Мистер и миссис Фостер относились к людям, которые полагают, что на любой вопрос нужно дать обстоятельный ответ. Особенно мистер Фостер. Он всегда отвечал длинно и нудно, так что к концу Мария иногда забывала, о чем и спрашивала. Она многое знала о Парламенте, о различиях между лейбористами и консерваторами и зачем нужно ходить в школу.
— Видишь ли… — сказал отец.
Он посмотрел на Марию через кухонный стол, потом в окно и снова на Марию.
— Верующие считают, — начал он.
И затем:
— Это сложный вопрос…
И потом:
— Это нелегко объяснить…
И наконец:
— Я не знаю.
Он взял газету и скрылся за ней.
— Тебе не пора в постель? — спросила миссис Фостер.
День, который мог быть совсем другим, подходил к концу, и Мария поднялась к себе. Хотя то же самое можно сказать о любом дне, который еще не кончился, подумала она. Она залезла в кровать, и призрачный промежуток времени между сном и явью заполнился плывущими в голове образами: мраморная леди плачет над мраморным мальчиком, пушистые семена чертополоха, окаменелости, скачущая черная собачонка. И настойчивее всех — девочка по имени Хэриет, которая засыпала в этом доме давними августовскими вечерами и слушала шум моря за окном.
6. ХЭРИЕТ
— Сколько живут деревья? — спросила Мария. — Дольше, чем люди? Или нет?
— Ну, это зависит… — ответил Мартин.
Она давно заметила: он всегда так отвечал, если точно не знал. Прямо как ее отец. Она задумчиво посмотрела на Мартина, прибавив ему два фута роста и одев его в темный конторский костюм и белую, похожую на отцову рубашку.
— Чего уставилась?
— Интересно, в кого ты вырастешь? — сказала Мария.
— В человека, естественно.
— Да, но в какого человека?
— В такого же, как сейчас, только большого.
— Нет, все не так просто, — сказала Мария.
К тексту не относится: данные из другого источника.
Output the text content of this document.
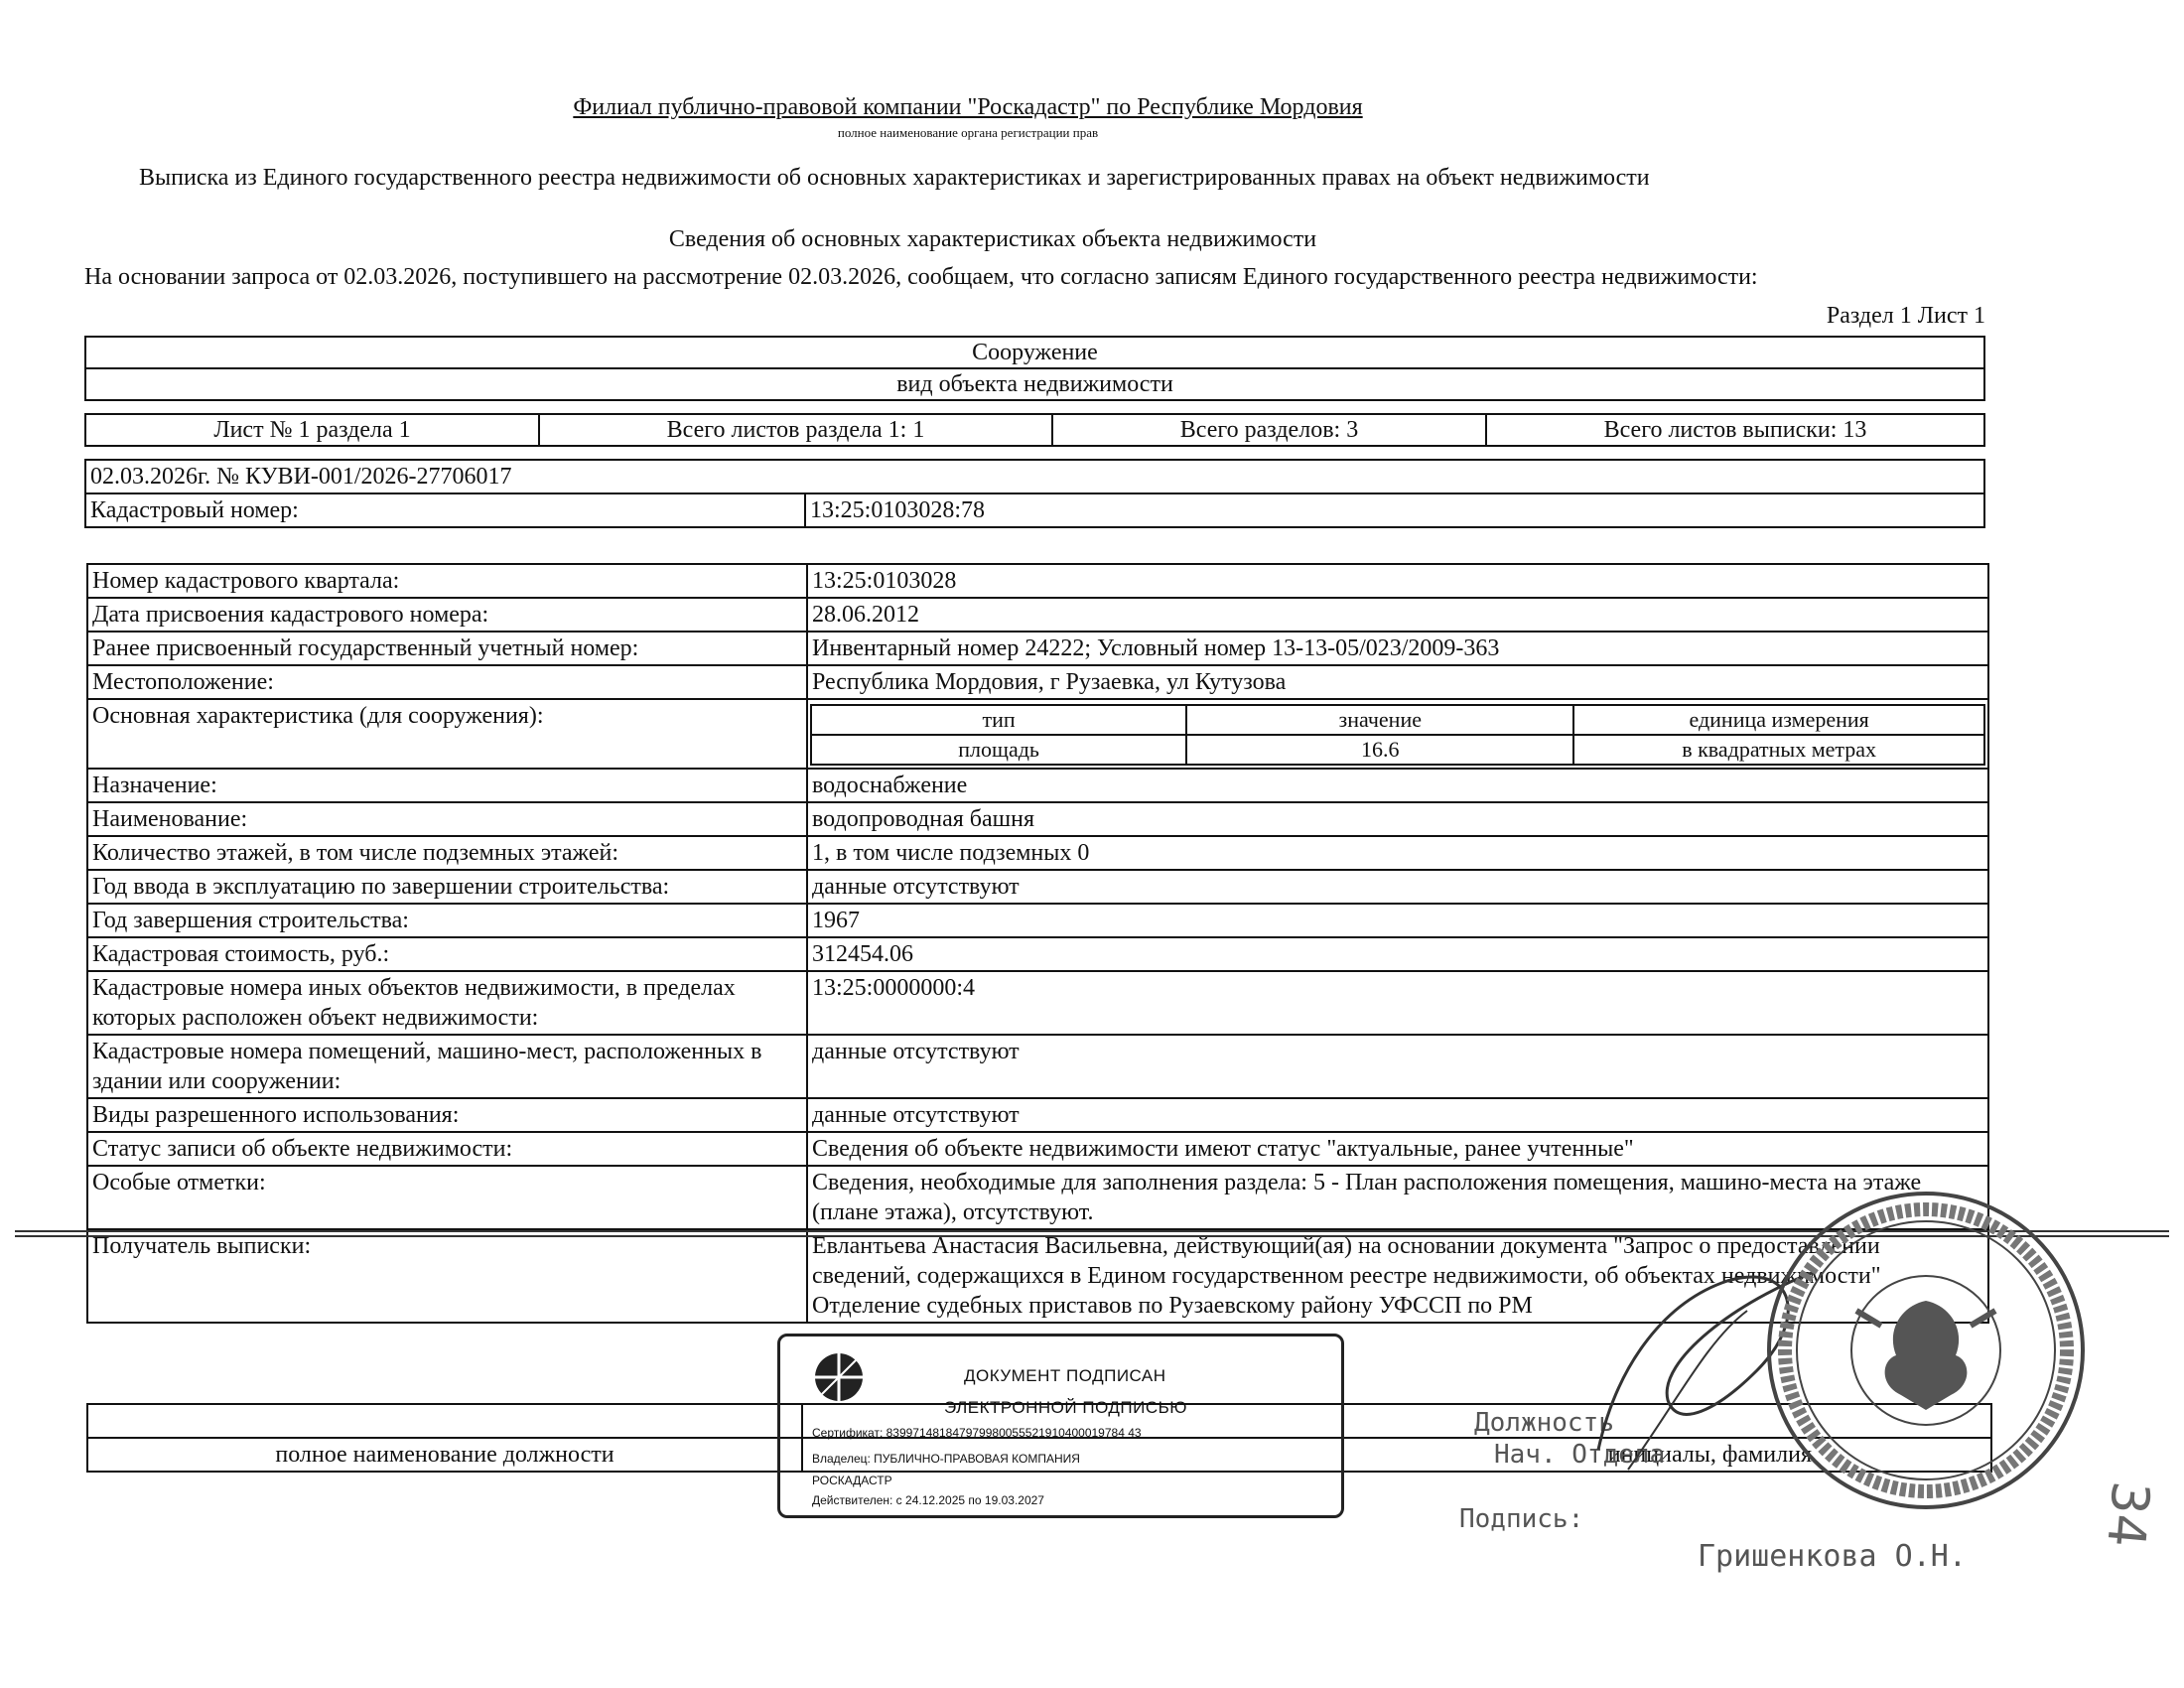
Филиал публично-правовой компании "Роскадастр" по Республике Мордовия
полное наименование органа регистрации прав
Выписка из Единого государственного реестра недвижимости об основных характеристиках и зарегистрированных правах на объект недвижимости
Сведения об основных характеристиках объекта недвижимости
На основании запроса от 02.03.2026, поступившего на рассмотрение 02.03.2026, сообщаем, что согласно записям Единого государственного реестра недвижимости:
Раздел 1 Лист 1
Сооружение
вид объекта недвижимости
Лист № 1 раздела 1	Всего листов раздела 1: 1	Всего разделов: 3	Всего листов выписки: 13
02.03.2026г. № КУВИ-001/2026-27706017
Кадастровый номер:	13:25:0103028:78
Номер кадастрового квартала:	13:25:0103028
Дата присвоения кадастрового номера:	28.06.2012
Ранее присвоенный государственный учетный номер:	Инвентарный номер 24222; Условный номер 13-13-05/023/2009-363
Местоположение:	Республика Мордовия, г Рузаевка, ул Кутузова
Основная характеристика (для сооружения):		тип	значение	единица измерения
площадь	16.6	в квадратных метрах

Назначение:	водоснабжение
Наименование:	водопроводная башня
Количество этажей, в том числе подземных этажей:	1, в том числе подземных 0
Год ввода в эксплуатацию по завершении строительства:	данные отсутствуют
Год завершения строительства:	1967
Кадастровая стоимость, руб.:	312454.06
Кадастровые номера иных объектов недвижимости, в пределах которых расположен объект недвижимости:	13:25:0000000:4
Кадастровые номера помещений, машино-мест, расположенных в здании или сооружении:	данные отсутствуют
Виды разрешенного использования:	данные отсутствуют
Статус записи об объекте недвижимости:	Сведения об объекте недвижимости имеют статус "актуальные, ранее учтенные"
Особые отметки:	Сведения, необходимые для заполнения раздела: 5 - План расположения помещения, машино-места на этаже (плане этажа), отсутствуют.
Получатель выписки:	Евлантьева Анастасия Васильевна, действующий(ая) на основании документа "Запрос о предоставлении сведений, содержащихся в Едином государственном реестре недвижимости, об объектах недвижимости" Отделение судебных приставов по Рузаевскому району УФССП по РМ

полное наименование должности		инициалы, фамилия
ДОКУМЕНТ ПОДПИСАН
ЭЛЕКТРОННОЙ ПОДПИСЬЮ
Сертификат: 839971481847979980055521910400019784 43
Владелец: ПУБЛИЧНО-ПРАВОВАЯ КОМПАНИЯ
РОСКАДАСТР
Действителен: с 24.12.2025 по 19.03.2027
Должность
Нач. Отдела
Подпись:
Гришенкова О.Н.
34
Однажды она наткнулась на фотографию отца — ему там было лет шесть, он сидел на корточках у скальной выемки, держа в руках бредень для ловли креветок; эта фигурка из далеких времен не сильно напоминала человека, которого теперь знала Мария. Не говоря о том, что он больше не интересовался ловлей креветок.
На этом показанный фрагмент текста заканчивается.